Company accommodation – as classified by the Finnish
Tax Administration (FTA) – is considered a fringe benefit, if the taxpayer is
enabled to use the company-owned apartment based on his/her employment. The
apartment must be either owned or sublet by the employer. The fringe benefit
value of the accommodation is comprised of a fixed, base value, and a sum
relevant to the size of the apartment. Location is also an important factor
when determining the fringe benefit value: FTA hands out a yearly report in
which they divide Finland into six zones, each with different fixed benefit
prices for the apartment itself and the added price per square meter value. The
zone divide is based on statistics on rent prices released by Statistics
Finland to make sure that the fringe benefit stays on par with actual rent
prices in the relative area. Read the
precise amounts on our previous post.
As a fringe benefit, company accommodation affects the taxpayer’s income. Of course, the employee may deduct rent costs collected by the employer in his/her taxes, but the fringe benefit increases the amount of gross income earned, and thus also the total amount of taxes paid. Company accommodation may be beneficial when the extra income it brings doesn’t raise the tax rate into a higher level of tax progression, if the fringe benefit is paid on top of his/her wage.

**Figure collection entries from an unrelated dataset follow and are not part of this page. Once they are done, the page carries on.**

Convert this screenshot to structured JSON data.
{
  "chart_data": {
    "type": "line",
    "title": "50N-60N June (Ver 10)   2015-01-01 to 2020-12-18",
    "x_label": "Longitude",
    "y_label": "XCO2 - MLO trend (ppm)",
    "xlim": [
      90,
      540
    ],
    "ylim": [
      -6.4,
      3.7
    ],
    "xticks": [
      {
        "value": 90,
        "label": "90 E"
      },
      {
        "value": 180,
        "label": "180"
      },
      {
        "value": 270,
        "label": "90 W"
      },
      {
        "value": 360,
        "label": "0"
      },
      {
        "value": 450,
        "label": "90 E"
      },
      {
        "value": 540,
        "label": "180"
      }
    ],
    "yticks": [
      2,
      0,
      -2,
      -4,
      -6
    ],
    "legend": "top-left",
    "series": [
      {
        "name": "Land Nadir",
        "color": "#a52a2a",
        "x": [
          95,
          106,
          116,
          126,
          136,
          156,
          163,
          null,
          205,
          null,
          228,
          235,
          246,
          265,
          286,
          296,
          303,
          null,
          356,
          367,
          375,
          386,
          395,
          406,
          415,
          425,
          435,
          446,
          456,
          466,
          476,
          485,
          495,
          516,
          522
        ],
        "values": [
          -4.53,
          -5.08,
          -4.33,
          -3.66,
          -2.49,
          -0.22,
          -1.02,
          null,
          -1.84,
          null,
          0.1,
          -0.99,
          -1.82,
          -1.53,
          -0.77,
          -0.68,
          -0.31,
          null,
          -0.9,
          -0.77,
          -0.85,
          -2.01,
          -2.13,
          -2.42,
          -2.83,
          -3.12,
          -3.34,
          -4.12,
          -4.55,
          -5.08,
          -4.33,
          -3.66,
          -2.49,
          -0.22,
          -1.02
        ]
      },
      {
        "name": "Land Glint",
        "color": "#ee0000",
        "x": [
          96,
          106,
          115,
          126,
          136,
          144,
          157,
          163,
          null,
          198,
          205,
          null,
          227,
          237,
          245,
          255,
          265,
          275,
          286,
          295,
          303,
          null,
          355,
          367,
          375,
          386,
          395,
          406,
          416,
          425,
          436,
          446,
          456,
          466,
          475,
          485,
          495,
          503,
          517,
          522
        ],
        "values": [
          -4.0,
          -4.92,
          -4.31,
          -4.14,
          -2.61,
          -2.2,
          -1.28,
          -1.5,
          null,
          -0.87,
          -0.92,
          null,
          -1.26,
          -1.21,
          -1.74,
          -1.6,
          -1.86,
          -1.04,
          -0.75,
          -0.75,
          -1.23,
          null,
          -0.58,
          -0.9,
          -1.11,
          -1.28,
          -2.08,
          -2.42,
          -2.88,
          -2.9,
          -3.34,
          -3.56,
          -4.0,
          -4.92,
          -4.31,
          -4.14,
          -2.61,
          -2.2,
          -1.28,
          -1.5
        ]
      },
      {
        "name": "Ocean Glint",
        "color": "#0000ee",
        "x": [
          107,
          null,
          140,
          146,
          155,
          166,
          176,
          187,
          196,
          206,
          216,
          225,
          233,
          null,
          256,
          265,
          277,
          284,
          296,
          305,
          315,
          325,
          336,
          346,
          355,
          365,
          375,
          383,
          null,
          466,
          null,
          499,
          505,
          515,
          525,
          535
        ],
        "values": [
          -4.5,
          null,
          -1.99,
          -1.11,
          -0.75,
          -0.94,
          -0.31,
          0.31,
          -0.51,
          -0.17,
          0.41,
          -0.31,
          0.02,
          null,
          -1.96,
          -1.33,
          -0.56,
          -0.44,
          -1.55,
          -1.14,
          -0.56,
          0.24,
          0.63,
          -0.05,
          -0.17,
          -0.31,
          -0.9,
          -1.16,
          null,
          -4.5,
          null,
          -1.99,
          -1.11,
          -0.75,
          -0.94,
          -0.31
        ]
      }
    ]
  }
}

Company accommodation may also be beneficial to the employee when the apartment used has a lower fringe benefit value than the general level of rent in the area, if the fringe benefit is included in his/her wage. For example, many municipalities close to the capital city region in Finland are not classified as “surrounding municipalities”, but they may have high rent rates nonetheless due to the proximity to the capital city region. If the company accommodation is located in a municipal that FTA classifies as “the rest of Finland”, their fringe benefit values are lower, creating a considerable difference between the fringe benefit value and the actual rent value.
Company accommodation may be even more beneficial for the employer. Though accommodation is considered a taxable income, its fringe benefit value determines the true amount of taxable income. This means that the difference between the accommodation’s fringe benefit value and true rent value is tax-exempt income. As it is tax-exempt income, the employer isn’t required to pay pension insurance fees or other social security expenses for the difference.